Friedrich Nietzsche nel 1882, in una foto di Gustav Adolf Schultze.
Il brano di Nietzsche a me pare che mostri anche, insomma, che l'uomo occidentale ormai non cerca più, che sia talmente immerso in un'immanenza scientista ed economicistica da non prender sul serio qualunque altro tipo d'esistenza (salvo improvvise e improbabili conversioni orientaleggianti, rapide e consistenti quanto l'acquisto e la durata d'un capo all'ultima moda) e qualunque discorso in cui la ragione non venga impiegata seguendo alla lettera il paradigma delle scienze naturali. Tutto ciò non sarebbe un problema se l'uomo occidentale non s'agitasse smarrito nella sua tanto incensata quotidianità, se non soffrisse della stessa inquietudine di Faust (sebbene diretta verso oggetti meschini e grossolani). Ironico paradosso: disprezza proprio ciò che potrebbe giovargli.

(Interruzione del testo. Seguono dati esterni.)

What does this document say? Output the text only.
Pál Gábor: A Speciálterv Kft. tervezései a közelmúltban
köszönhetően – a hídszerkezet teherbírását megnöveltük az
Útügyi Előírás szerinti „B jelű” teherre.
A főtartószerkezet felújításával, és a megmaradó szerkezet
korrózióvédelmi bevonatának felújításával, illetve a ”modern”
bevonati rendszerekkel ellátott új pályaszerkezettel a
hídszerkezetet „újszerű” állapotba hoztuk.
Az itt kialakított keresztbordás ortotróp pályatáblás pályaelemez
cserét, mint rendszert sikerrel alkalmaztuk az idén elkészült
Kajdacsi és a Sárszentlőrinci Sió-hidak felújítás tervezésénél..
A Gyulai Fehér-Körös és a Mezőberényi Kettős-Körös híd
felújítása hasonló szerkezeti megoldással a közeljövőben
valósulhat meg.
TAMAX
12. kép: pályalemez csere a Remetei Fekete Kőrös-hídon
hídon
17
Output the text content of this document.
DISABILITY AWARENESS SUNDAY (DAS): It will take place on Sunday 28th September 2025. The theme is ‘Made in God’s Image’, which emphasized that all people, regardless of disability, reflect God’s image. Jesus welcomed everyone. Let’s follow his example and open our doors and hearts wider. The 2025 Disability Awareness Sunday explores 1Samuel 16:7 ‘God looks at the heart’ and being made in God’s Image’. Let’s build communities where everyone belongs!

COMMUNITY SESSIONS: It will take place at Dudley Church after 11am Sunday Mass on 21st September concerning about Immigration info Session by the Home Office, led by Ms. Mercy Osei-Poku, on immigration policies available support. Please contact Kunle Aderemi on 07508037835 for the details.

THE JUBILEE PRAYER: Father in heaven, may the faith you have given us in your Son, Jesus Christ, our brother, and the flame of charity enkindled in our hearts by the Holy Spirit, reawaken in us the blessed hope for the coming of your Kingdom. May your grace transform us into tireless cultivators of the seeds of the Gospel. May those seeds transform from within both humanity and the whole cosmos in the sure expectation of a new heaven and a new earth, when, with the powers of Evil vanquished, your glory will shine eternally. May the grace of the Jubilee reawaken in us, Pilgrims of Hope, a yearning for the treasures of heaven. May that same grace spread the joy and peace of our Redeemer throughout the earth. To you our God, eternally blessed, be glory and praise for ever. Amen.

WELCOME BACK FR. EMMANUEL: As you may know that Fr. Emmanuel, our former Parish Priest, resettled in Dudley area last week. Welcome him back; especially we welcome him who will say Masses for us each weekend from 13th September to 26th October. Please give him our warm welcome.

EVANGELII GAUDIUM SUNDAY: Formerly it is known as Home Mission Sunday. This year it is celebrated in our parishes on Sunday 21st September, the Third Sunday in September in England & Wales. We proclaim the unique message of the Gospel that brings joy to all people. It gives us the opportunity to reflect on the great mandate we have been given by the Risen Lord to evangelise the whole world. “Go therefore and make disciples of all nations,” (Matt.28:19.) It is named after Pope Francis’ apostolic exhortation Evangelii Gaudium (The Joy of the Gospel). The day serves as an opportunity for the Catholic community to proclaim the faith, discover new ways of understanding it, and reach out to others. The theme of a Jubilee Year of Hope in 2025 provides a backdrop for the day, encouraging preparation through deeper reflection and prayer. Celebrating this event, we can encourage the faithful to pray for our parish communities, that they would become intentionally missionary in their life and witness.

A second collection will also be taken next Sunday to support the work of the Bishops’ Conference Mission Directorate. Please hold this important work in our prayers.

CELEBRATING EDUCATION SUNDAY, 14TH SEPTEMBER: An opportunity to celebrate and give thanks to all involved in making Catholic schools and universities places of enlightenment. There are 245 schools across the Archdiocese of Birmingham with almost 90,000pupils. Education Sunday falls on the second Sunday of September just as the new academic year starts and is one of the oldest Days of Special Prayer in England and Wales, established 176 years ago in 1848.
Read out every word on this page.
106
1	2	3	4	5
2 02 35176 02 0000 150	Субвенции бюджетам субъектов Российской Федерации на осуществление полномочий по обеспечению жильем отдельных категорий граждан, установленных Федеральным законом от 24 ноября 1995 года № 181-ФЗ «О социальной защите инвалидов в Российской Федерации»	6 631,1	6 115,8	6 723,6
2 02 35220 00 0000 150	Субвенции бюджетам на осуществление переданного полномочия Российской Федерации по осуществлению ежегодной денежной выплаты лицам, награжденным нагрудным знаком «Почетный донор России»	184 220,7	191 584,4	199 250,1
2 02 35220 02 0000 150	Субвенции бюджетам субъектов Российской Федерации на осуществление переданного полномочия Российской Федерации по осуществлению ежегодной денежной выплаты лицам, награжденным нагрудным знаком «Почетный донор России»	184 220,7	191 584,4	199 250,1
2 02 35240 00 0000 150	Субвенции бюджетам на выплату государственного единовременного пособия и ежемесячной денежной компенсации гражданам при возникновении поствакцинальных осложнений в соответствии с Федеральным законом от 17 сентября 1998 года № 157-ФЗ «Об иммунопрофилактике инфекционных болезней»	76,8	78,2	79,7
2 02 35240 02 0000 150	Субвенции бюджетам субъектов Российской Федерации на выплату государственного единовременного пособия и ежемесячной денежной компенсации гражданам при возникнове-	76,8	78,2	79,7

[Il brano delle Confessioni è tratto dal sito www.augustinus.it, dove si può consultare l'Opera omnia del vescovo di Ippona sia in latino sia tradotta in italiano e in altre lingue europee; Friedrich Nietzsche, La gaia scienza, trad. it. Adelphi, Milano 1999; la riproduzione del dipinto di Carpaccio è tratta dalla Web Gallery of Art; la foto di Nietzsche è tratta dall'articolo Nietzsche dell'edizione tedesca di Wikipedia]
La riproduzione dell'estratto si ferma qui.